I love my text because it gives security for the future. “Heal me, and I shall be healed.” Certain theologians appear to doubt the lasting nature of the divine cure, and fancy that Christ’s patients may die after all. Would they have us pray, “Lord, heal me, and I shall not be healed”? Yet that would be the way to pray if we may fall from grace and perish. We do not believe in this questionable healing, but we pray, “Heal me, and I shall be healed.” If you are saved by a priest or by yourself you maybe lost, but if God saves you you never will be lost. That which God doth he doeth for ever. The Lord never puts his hand to a creation which he leaves unfinished. He that is born again cannot be unborn. We may unravel all that is of nature’s weaving, but that which is God’s workmanship defies the powers infernal. There stands the promise, sure for ever,— “I give unto my sheep eternal life, and they shall never perish, neither shall any pluck them out of my hand.”

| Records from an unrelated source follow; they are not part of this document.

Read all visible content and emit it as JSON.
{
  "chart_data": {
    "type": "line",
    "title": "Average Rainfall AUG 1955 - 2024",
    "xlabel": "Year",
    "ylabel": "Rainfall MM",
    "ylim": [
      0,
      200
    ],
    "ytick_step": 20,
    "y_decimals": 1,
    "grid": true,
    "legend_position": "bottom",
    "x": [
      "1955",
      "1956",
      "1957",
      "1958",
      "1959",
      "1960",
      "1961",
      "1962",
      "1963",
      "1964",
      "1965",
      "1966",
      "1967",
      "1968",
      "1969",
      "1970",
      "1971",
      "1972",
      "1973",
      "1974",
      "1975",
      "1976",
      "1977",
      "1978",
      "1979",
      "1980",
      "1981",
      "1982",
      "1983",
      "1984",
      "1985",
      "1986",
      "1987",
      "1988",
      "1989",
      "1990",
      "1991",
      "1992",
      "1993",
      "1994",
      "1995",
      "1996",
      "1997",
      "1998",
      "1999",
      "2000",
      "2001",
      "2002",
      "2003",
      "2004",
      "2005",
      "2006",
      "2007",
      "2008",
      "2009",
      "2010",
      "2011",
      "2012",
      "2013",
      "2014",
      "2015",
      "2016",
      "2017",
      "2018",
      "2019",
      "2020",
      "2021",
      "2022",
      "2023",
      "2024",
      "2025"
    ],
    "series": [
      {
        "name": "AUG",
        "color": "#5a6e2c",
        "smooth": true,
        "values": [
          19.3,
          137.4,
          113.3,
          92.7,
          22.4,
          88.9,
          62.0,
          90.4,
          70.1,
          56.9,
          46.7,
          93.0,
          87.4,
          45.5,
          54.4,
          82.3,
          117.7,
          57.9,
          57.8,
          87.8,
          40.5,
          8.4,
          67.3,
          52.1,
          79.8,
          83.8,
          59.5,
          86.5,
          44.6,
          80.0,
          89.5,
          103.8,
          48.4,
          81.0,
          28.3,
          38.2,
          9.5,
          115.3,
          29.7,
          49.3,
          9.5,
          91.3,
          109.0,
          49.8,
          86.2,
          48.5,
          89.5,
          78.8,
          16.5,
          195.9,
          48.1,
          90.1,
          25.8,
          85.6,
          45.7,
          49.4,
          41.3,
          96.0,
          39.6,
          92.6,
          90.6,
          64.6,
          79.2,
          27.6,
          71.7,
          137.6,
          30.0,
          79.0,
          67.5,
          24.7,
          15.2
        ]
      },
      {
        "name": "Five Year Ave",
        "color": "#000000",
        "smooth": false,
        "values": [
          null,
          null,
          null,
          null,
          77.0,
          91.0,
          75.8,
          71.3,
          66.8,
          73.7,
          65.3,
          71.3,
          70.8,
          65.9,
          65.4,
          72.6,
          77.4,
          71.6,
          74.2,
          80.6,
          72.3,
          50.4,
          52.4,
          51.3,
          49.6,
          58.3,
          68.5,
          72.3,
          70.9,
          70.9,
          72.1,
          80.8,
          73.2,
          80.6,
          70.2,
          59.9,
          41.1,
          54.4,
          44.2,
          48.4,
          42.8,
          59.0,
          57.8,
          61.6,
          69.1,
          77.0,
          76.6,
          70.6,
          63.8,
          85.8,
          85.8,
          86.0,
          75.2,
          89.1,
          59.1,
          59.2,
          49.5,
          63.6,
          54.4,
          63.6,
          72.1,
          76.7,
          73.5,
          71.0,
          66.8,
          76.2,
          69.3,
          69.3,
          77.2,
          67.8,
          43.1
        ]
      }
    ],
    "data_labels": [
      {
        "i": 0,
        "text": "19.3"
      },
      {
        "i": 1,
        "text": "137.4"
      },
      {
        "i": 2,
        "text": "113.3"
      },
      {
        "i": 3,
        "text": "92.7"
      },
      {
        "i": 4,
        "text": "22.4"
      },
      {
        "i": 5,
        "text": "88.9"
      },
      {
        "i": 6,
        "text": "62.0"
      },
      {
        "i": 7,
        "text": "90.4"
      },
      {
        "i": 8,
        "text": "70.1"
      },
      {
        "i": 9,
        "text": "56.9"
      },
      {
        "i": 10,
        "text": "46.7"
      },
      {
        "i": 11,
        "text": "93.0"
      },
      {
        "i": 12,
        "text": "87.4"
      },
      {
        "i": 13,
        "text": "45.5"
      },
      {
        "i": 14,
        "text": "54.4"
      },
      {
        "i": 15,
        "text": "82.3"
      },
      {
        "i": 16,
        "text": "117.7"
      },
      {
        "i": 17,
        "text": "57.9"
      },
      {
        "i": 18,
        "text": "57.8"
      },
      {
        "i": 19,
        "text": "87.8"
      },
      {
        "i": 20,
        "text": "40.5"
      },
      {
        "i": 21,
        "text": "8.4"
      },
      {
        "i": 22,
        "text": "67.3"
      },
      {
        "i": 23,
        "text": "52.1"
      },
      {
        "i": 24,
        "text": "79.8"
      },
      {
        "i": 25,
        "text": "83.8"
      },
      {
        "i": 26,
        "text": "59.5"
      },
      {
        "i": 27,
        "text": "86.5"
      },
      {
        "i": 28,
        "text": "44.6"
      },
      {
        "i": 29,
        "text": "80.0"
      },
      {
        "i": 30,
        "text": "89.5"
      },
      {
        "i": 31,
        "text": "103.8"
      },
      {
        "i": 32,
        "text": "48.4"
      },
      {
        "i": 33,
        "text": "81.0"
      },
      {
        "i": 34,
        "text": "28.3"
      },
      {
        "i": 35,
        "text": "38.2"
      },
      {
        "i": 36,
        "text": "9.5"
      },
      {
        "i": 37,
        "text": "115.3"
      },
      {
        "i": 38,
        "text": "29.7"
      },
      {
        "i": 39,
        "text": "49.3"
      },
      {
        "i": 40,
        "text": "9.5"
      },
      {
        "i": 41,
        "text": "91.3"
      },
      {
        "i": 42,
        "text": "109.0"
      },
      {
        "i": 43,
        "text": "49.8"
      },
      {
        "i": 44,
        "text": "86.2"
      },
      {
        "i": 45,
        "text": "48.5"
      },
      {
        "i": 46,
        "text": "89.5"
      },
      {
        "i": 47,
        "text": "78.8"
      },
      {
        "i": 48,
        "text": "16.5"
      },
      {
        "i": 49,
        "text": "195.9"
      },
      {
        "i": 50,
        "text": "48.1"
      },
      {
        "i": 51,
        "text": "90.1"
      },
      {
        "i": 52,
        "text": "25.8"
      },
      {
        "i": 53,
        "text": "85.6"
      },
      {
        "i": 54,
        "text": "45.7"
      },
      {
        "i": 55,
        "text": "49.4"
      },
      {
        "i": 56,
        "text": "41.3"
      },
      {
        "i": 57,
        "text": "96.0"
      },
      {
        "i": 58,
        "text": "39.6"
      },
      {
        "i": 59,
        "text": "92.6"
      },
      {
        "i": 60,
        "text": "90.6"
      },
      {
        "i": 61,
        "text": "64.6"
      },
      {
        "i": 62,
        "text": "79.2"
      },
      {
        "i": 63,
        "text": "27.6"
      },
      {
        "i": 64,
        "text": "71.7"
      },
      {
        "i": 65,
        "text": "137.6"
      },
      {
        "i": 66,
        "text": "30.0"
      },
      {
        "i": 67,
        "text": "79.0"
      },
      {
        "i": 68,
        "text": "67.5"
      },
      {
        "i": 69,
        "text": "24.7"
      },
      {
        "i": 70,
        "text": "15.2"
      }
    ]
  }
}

Dear friends, if you are saved, pray the Lord that you may be saved indeed; and if you are not saved, get ye to him and pray him to begin his good work within your souls. I am often anxious about this congregation. I do not want to build up in this place a host of hopes that are ill founded. I felt that I must come and deliver this message at this time, though I am quite unfit to be among you. I have not delivered it as I hoped to do; still there it is, and unto God I commend it. If I preached this morning I was told I should suffer a month’s relapse as the consequence of it, but I ran the risk, because I could not be quiet till I had delivered my soul. Oh that the careless might be disquieted. Oh that the penitent might be encouraged. Let none of us excuse ourselves from self-examination. Do not let the preacher, or the deacons, or the workers in this church deceive themselves. Let us get on the rock, and know that we are on it. Let us be true men, true to the core; sincere right through and through. Let us pray God that there may be a work of grace in us, and not the mere outgrowth of human will, and fancy, and self-flattery. If there be any who have not even felt the slight healing, I am glad they have not. May their wounds never be bound up till Jesus binds them. May none of us ever think of health except it come from beneath the wings of the Sun of righteousness. May we all stand together and gaze with tearful eyes upon the cross of our Lord. He is all my salvation, all my desire, and all my praise. If I perish, it shall be at his feet. If I live, it shall be in his service. Amen.